Yes Men spokesman Michael Bonanno said his group was trying to balance the free trade debate.

"We simply wanted to present the idea that it is possible and attainable to create a trading system that is first and foremost concerned with the welfare of people, rather than the current system in which profits are the only goal," he told AAP.

The Yes Men are best known for a hoax on an international trade seminar in Austria two years ago.

They bought the website domain www.gatt.org.

GATT was the body which preceded the WTO.

A seminar organiser went to the Yes Men's website and sought an official speaker, who turned out to be one of the group's impersonators.

The website mirrors the WTO's official site almost perfectly, except some of its links provide information the world trade umpire would be unlikely to make public.
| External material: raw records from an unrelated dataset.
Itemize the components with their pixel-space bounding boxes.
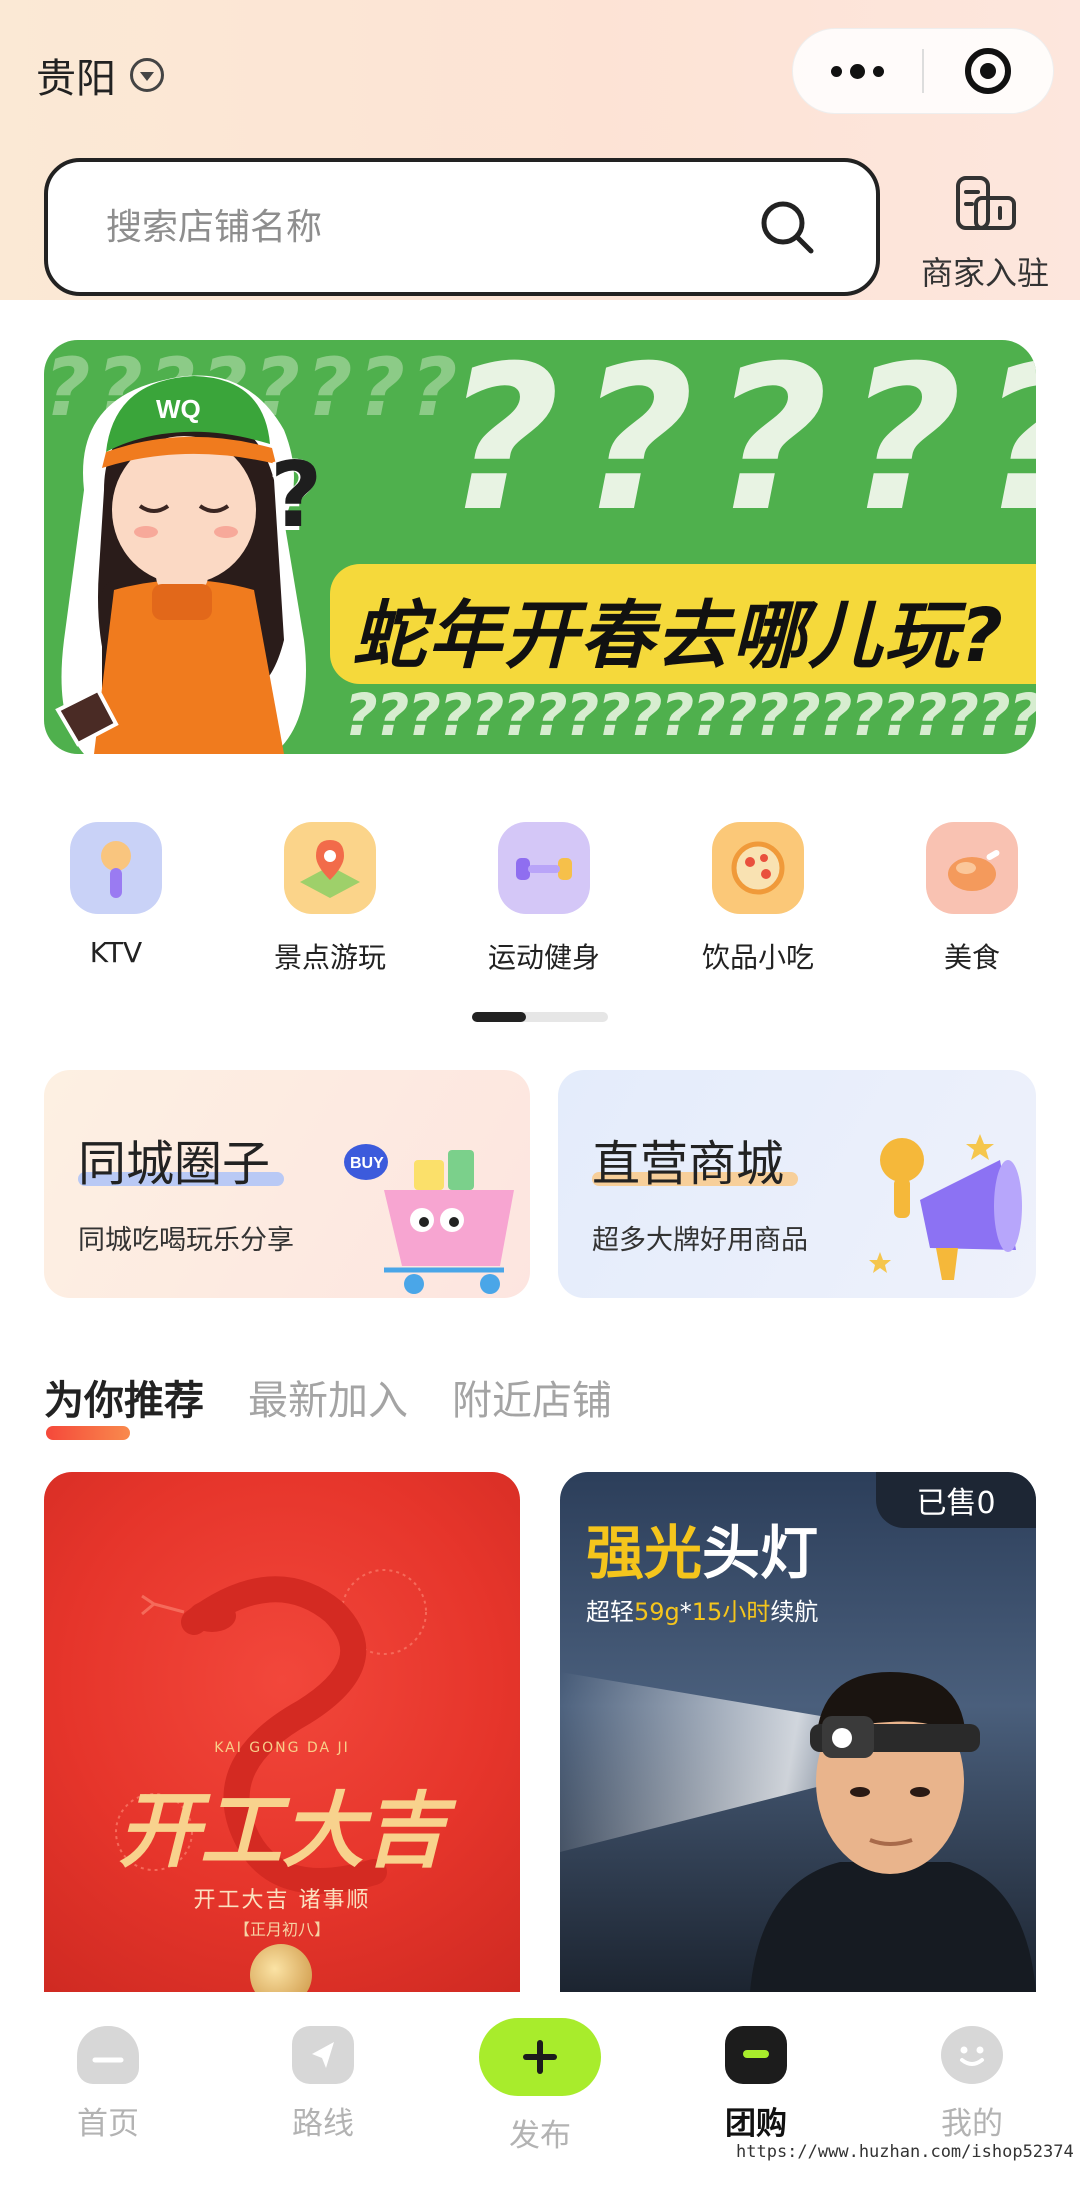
category-snacks[interactable]: 饮品小吃 [658, 822, 858, 976]
shopping-cart-illustration: BUY [344, 1144, 514, 1294]
map-pin-icon [284, 822, 376, 914]
watermark-text: https://www.huzhan.com/ishop52374 [736, 2142, 1074, 2162]
roast-chicken-icon [926, 822, 1018, 914]
city-selector[interactable]: 贵阳 [36, 46, 164, 104]
product-calligraphy-title: 开工大吉 [118, 1783, 446, 1879]
person-with-headlamp-illustration [750, 1672, 1036, 1992]
nav-label: 发布 [509, 2118, 571, 2154]
title-highlight-text: 强光 [586, 1519, 703, 1587]
category-label: 美食 [943, 941, 1000, 974]
sold-count-badge: 已售0 [876, 1472, 1036, 1528]
promo-title: 直营商城 [592, 1136, 785, 1192]
nav-label: 团购 [725, 2106, 787, 2142]
title-rest-text: 头灯 [702, 1519, 819, 1587]
category-pager [472, 1012, 608, 1022]
profile-icon [941, 2026, 1003, 2084]
dumbbell-icon [498, 822, 590, 914]
cartoon-girl-illustration: WQ ? ? [55, 375, 322, 754]
search-icon[interactable] [758, 198, 816, 256]
pizza-icon [712, 822, 804, 914]
nav-home[interactable]: 首页 [38, 2026, 178, 2143]
product-card[interactable]: 已售0 强光头灯 超轻59g*15小时续航 [560, 1472, 1036, 1992]
merchant-join-label: 商家入驻 [920, 254, 1049, 292]
promo-title: 同城圈子 [78, 1136, 271, 1192]
banner-question-marks: ?????? [444, 340, 1036, 556]
snake-illustration [115, 1569, 427, 1894]
close-target-icon[interactable] [924, 29, 1053, 113]
category-scenic[interactable]: 景点游玩 [230, 822, 430, 976]
active-tab-underline [46, 1426, 130, 1440]
feed-tabs: 为你推荐 最新加入 附近店铺 [44, 1368, 612, 1426]
search-input[interactable] [106, 206, 706, 248]
sub-mid: * [679, 1598, 692, 1626]
product-title: 强光头灯 [586, 1506, 818, 1590]
category-row: KTV 景点游玩 运动健身 饮品小吃 美食 [0, 822, 1080, 974]
promo-subtitle: 同城吃喝玩乐分享 [78, 1225, 294, 1256]
svg-text:?: ? [270, 443, 322, 548]
group-buy-icon [725, 2026, 787, 2084]
home-icon [77, 2026, 139, 2084]
product-caption: 开工大吉 诸事顺 [193, 1888, 371, 1913]
promo-card-direct-mall[interactable]: 直营商城 超多大牌好用商品 [558, 1070, 1036, 1298]
product-small-caption: KAI GONG DA JI [214, 1740, 350, 1756]
search-bar[interactable] [44, 158, 880, 296]
nav-profile[interactable]: 我的 [902, 2026, 1042, 2143]
app-screen: 贵阳 商家入驻 ???????? ?????? 蛇年开春去哪儿玩? [0, 0, 1080, 2199]
nav-route[interactable]: 路线 [253, 2026, 393, 2143]
tab-nearby[interactable]: 附近店铺 [452, 1368, 612, 1426]
category-label: 运动健身 [487, 941, 600, 974]
nav-group-buy[interactable]: 团购 [686, 2026, 826, 2143]
category-label: 饮品小吃 [701, 941, 814, 974]
banner-bottom-marks: ??????????????????????? [344, 681, 1036, 749]
tab-newest[interactable]: 最新加入 [248, 1368, 408, 1426]
chevron-down-icon [130, 58, 164, 92]
city-name: 贵阳 [36, 56, 116, 102]
sub-weight: 59g [634, 1598, 680, 1626]
product-subtitle: 超轻59g*15小时续航 [586, 1592, 818, 1627]
cap-logo-text: WQ [156, 394, 201, 424]
sub-suffix: 续航 [770, 1598, 819, 1626]
buy-badge-text: BUY [350, 1155, 384, 1172]
route-icon [292, 2026, 354, 2084]
plus-icon [479, 2018, 601, 2096]
mini-program-capsule [792, 28, 1054, 114]
category-food[interactable]: 美食 [872, 822, 1072, 976]
product-date: 【正月初八】 [233, 1920, 330, 1939]
promo-banner[interactable]: ???????? ?????? 蛇年开春去哪儿玩? ??????????????… [44, 340, 1036, 754]
category-ktv[interactable]: KTV [16, 822, 216, 969]
nav-label: 我的 [941, 2106, 1003, 2142]
bottom-navigation: 首页 路线 发布 团购 我的 [0, 1992, 1080, 2199]
sub-prefix: 超轻 [586, 1598, 634, 1626]
nav-label: 首页 [77, 2106, 139, 2142]
category-label: 景点游玩 [273, 941, 386, 974]
more-options-icon[interactable] [793, 29, 922, 113]
banner-slogan: 蛇年开春去哪儿玩? [352, 593, 1005, 679]
category-fitness[interactable]: 运动健身 [444, 822, 644, 976]
category-label: KTV [89, 936, 143, 969]
pager-active [472, 1012, 526, 1022]
promo-subtitle: 超多大牌好用商品 [592, 1225, 808, 1256]
sub-hours: 15小时 [691, 1598, 771, 1626]
tab-recommended[interactable]: 为你推荐 [44, 1368, 204, 1426]
store-icon [956, 176, 1016, 230]
product-card[interactable]: KAI GONG DA JI 开工大吉 开工大吉 诸事顺 【正月初八】 [44, 1472, 520, 1992]
nav-publish[interactable]: 发布 [470, 2018, 610, 2155]
nav-label: 路线 [292, 2106, 354, 2142]
merchant-join-button[interactable]: 商家入驻 [900, 172, 1070, 294]
megaphone-illustration [869, 1134, 1022, 1280]
promo-card-local-circle[interactable]: 同城圈子 同城吃喝玩乐分享 BUY [44, 1070, 530, 1298]
microphone-icon [70, 822, 162, 914]
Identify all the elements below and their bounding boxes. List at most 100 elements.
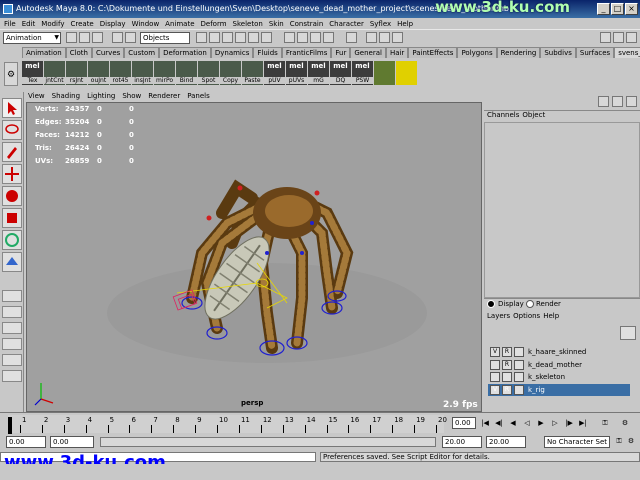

"The most powerful statement against terrorism would be for governments of the rich nations to redress the deep inequities in the trade system and reverse the marginalisation of poorer countries," the Yes Men's site says.

"The WTO's current configuration makes this impossible."

Mr Bonanno said the Sydney CPA hoax went far better than the Yes Men had expected.

"Given a chance to listen to this message, and to listen to some of the statistics about how terrible trade liberalisation has been for the poor and the environment, people reacted compassionately, and offered to help change the system," he said.

The official WTO's director of media relations, Keith Rockwell, admitted the Yes Men had caused some embarrassment.

"The Yes Men have had impressive success in duping various organisations around the world into believing that they are representatives of the WTO," he said in a statement.

The CPA today apologised for its false press release.